Meadow Brook clubhouse fire
Meadow Brook Golf Club fire
The (first) new clubhouse at Meadow Brook Golf Club in Reading, Mass., toward the end of its construction on March 24, 2021 (top), and during the fire that destroyed it on April 13, 2021. Photos by Rich Gagnon


If there’s a positive to be gleaned from the incredible run of bad luck that befell Meadow Brook Golf Club over a 361-day stretch, it’s this: Staff and members of the historic Reading, Mass., club have learned how to be flexible through adversity.

“There’ll never be a club more prepared for its clubhouse to burn down than ours,” says Rich Gagnon, Meadow Brook’s GCSAA Class A superintendent and a 27-year association member. “In a lot of ways, it was business as usual.”

Early on the morning of April 17, 2020, Gagnon received a frantic phone call from his mechanic, John Higgins.

“I live an hour away. I was just getting in my Jeep, and he called, screaming, ‘The clubhouse is burning to the ground,’” Gagnon recalls. “Fast-forward to this year. He called me at the same exact time and said, ‘The clubhouse is burning to the ground.’ I said, ‘John, please tell me you’re joking.’ He said, ‘I’d never joke about that.’”

In a case of diabolical déjà vu, Meadow Brook lost its 72-year-old clubhouse in 2020, then nearly a year to the day later, its in-progress replacement met the same fate, just weeks away from its scheduled grand opening.

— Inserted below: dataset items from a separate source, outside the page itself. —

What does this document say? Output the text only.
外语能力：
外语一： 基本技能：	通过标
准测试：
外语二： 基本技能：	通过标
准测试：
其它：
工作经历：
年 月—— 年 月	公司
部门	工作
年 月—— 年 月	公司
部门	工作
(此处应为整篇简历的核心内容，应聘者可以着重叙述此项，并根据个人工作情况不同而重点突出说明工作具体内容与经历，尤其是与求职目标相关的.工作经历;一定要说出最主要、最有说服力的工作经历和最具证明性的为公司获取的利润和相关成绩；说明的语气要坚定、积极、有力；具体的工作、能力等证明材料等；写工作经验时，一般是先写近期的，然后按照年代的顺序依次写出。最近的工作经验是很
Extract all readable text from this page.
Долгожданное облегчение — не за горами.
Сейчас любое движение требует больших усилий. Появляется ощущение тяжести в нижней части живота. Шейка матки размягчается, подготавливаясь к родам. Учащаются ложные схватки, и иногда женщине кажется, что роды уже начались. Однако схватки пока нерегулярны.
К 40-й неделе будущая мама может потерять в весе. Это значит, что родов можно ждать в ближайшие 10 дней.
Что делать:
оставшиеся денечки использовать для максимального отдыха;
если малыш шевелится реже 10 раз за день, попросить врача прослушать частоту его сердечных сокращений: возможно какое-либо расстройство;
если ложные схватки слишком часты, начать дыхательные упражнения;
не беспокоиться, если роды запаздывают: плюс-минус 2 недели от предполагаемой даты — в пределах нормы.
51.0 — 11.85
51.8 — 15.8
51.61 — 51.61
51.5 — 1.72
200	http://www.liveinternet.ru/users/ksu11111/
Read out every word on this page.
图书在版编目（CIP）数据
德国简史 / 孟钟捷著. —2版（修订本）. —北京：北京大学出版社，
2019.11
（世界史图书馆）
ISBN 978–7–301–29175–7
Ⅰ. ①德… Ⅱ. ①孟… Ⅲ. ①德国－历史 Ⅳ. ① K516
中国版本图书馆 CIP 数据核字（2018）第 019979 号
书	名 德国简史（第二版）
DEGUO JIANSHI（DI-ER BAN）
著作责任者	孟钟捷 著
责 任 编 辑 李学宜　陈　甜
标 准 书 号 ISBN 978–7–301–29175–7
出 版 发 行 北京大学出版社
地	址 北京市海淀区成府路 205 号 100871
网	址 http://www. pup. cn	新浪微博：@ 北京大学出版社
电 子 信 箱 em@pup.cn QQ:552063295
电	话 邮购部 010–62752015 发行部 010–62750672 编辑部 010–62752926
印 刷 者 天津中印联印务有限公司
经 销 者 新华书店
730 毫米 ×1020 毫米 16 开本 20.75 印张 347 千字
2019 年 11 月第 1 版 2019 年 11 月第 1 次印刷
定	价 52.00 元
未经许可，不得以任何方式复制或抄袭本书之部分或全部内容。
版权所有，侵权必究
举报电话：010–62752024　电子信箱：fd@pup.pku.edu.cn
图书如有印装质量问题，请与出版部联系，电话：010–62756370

“It’s just unbelievable,” Gagnon says. “In the beginning, there’s a lot of disbelief. It’s really just amazing. But one of the things people don’t think of is, we haven’t had a clubhouse since 2019. We’d been closed all winter, and it had only been open a few days before it burned down. This time, we already had the port-a-potties set up, the chain-link fence, the food truck, the trailers. The first fire, it was tough. The second fire ... it’s just another day where we don’t have a clubhouse.”

Despite the coincidences — same time of year, same time of day — neither fire is considered suspicious. An investigation into the 2020 blaze quickly determined it was an electrical fire that had started in the floorboards of the aging clubhouse’s kitchen. The cause of the second fire hasn’t been released, Gagnon says, but foul play isn’t suspected.

Watch CBS Boston’s coverage of the fire at Meadow Brook Golf Club on April 13, 2021:

If it weren’t for all the bad luck, perhaps it wouldn’t be so easy to see that Meadow Brook, a member-owned club, has benefited from some good fortune as well.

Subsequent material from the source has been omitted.